The Political Warning From 1970 to 1977
The claim that this is Sri Lanka’s first budget surplus since 1970 also carries a difficult historical comparison.
The government led by Sirimavo Bandaranaike between 1970 and 1977 followed strict financial controls, import restrictions and a closed-economic system.
That administration also asked people to tighten their belts.
Ordinary citizens endured long queues and shortages of basic food, including rice and bread.
Although the government presented its policies as necessary economic management, voters delivered a devastating verdict at the 1977 general election.

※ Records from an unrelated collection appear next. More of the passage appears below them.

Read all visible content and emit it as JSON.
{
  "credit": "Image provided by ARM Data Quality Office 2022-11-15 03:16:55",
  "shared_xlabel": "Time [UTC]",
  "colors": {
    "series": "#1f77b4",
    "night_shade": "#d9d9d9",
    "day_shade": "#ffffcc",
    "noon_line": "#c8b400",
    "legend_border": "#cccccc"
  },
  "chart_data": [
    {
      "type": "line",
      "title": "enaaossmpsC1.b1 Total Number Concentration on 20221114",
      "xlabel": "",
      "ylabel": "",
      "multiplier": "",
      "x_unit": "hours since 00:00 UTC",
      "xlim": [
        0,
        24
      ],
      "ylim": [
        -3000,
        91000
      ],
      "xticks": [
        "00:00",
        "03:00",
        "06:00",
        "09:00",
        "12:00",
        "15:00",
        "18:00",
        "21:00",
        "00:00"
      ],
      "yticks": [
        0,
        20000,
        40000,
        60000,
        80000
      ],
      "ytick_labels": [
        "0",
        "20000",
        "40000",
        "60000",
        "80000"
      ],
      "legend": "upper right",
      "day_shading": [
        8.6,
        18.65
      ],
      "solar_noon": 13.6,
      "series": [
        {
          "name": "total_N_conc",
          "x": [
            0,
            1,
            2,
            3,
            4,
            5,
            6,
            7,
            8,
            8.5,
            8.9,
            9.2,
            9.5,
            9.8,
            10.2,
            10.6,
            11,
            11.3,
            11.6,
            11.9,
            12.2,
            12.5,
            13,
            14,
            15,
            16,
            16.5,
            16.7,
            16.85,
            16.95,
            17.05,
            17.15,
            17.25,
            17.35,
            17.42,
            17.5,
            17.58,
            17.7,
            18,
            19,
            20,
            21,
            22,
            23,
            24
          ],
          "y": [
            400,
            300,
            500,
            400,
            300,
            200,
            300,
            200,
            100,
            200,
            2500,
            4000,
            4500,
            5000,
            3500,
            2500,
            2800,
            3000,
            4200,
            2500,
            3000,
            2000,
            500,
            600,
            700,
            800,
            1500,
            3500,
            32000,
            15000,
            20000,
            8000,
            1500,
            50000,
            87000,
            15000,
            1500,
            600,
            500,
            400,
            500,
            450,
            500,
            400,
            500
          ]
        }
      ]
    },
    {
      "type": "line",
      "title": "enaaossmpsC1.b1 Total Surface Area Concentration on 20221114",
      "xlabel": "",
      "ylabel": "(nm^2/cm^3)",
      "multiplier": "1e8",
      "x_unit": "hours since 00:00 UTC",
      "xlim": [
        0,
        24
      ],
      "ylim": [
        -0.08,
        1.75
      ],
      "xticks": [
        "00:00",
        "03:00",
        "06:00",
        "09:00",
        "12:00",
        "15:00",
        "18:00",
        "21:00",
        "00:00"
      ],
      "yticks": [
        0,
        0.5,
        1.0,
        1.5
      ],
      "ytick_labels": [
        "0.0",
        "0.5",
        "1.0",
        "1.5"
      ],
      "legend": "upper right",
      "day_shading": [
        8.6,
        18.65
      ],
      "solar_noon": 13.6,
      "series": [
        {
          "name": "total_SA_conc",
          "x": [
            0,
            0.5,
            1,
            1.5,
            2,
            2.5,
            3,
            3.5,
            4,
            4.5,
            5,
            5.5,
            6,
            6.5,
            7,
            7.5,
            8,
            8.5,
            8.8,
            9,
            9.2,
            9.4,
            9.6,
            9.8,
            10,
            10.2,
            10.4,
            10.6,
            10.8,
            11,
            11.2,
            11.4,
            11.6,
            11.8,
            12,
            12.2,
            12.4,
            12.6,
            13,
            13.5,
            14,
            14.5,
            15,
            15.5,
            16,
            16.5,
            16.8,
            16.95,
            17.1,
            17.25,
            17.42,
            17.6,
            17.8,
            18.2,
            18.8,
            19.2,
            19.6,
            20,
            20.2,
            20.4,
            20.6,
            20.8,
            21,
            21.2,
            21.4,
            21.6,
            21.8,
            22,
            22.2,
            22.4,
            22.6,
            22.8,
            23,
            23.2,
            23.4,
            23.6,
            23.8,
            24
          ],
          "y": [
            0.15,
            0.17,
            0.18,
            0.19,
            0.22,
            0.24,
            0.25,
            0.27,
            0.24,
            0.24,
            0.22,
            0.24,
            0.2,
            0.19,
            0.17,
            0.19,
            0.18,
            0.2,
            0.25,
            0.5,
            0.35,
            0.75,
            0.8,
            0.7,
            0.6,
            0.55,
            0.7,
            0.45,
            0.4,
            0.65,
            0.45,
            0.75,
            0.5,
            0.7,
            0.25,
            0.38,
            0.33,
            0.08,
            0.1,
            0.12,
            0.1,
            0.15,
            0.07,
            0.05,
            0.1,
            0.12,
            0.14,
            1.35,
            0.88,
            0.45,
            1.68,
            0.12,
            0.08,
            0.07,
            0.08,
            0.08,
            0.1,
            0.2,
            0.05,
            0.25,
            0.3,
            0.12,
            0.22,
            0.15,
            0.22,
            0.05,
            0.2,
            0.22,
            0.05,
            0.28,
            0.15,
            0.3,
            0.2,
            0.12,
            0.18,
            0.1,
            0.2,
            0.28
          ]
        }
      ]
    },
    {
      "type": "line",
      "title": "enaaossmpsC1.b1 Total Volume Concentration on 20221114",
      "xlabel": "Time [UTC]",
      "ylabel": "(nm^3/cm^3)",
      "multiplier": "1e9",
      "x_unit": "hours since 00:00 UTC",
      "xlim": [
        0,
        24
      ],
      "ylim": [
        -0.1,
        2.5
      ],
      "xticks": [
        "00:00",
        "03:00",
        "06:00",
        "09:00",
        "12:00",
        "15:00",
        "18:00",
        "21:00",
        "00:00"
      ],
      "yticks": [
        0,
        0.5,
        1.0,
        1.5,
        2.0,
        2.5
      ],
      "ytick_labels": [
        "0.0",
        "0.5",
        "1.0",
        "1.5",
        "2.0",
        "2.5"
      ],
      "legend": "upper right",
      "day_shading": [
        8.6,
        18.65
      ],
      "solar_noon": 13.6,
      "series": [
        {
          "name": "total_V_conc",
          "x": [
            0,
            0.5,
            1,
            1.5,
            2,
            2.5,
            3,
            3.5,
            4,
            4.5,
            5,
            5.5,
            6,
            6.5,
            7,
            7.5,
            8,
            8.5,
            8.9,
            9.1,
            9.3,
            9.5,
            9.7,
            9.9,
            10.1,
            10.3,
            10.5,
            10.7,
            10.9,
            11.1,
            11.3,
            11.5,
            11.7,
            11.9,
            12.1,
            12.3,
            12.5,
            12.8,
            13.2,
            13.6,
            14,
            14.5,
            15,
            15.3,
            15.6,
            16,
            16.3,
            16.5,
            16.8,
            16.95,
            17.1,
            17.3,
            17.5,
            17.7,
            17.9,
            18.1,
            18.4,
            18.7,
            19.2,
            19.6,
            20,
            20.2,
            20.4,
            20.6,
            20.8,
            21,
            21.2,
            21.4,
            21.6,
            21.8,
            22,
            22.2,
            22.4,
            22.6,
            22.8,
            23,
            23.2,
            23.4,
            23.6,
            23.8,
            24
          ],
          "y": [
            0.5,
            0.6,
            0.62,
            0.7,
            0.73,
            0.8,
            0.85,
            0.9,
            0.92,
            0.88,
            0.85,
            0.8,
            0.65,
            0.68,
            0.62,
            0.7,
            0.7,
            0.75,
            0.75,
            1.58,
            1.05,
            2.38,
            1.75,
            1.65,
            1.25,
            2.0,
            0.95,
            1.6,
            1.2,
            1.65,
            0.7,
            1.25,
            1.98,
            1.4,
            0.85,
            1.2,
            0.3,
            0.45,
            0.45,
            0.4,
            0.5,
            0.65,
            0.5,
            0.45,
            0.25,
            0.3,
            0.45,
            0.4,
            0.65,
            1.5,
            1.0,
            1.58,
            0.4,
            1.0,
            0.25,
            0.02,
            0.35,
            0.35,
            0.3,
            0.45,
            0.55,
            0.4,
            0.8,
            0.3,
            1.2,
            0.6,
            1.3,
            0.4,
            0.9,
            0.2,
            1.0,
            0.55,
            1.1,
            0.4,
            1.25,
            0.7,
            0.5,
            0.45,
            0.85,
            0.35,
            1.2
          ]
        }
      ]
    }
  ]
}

The Sri Lanka Freedom Party, which had won a major victory in 1970, secured only eight of the 168 parliamentary seats in 1977.
The Tamil United Liberation Front won 18 seats and became the main opposition. Sirimavo Bandaranaike therefore lost even the position of Leader of the Opposition.
The comparison offers a warning for today’s government.
History suggests that voters do not judge economic success only through Treasury balances and percentages. They also judge whether they can afford food, medicine, transport and housing.
When reserves decline, debt climbs, the rupee weakens and public hardship continues, a surplus filled with impressive numbers provides little relief.
The political fate of the rulers defeated in 1977 remains a lesson for any government that celebrates financial statistics while ignoring the daily suffering behind them.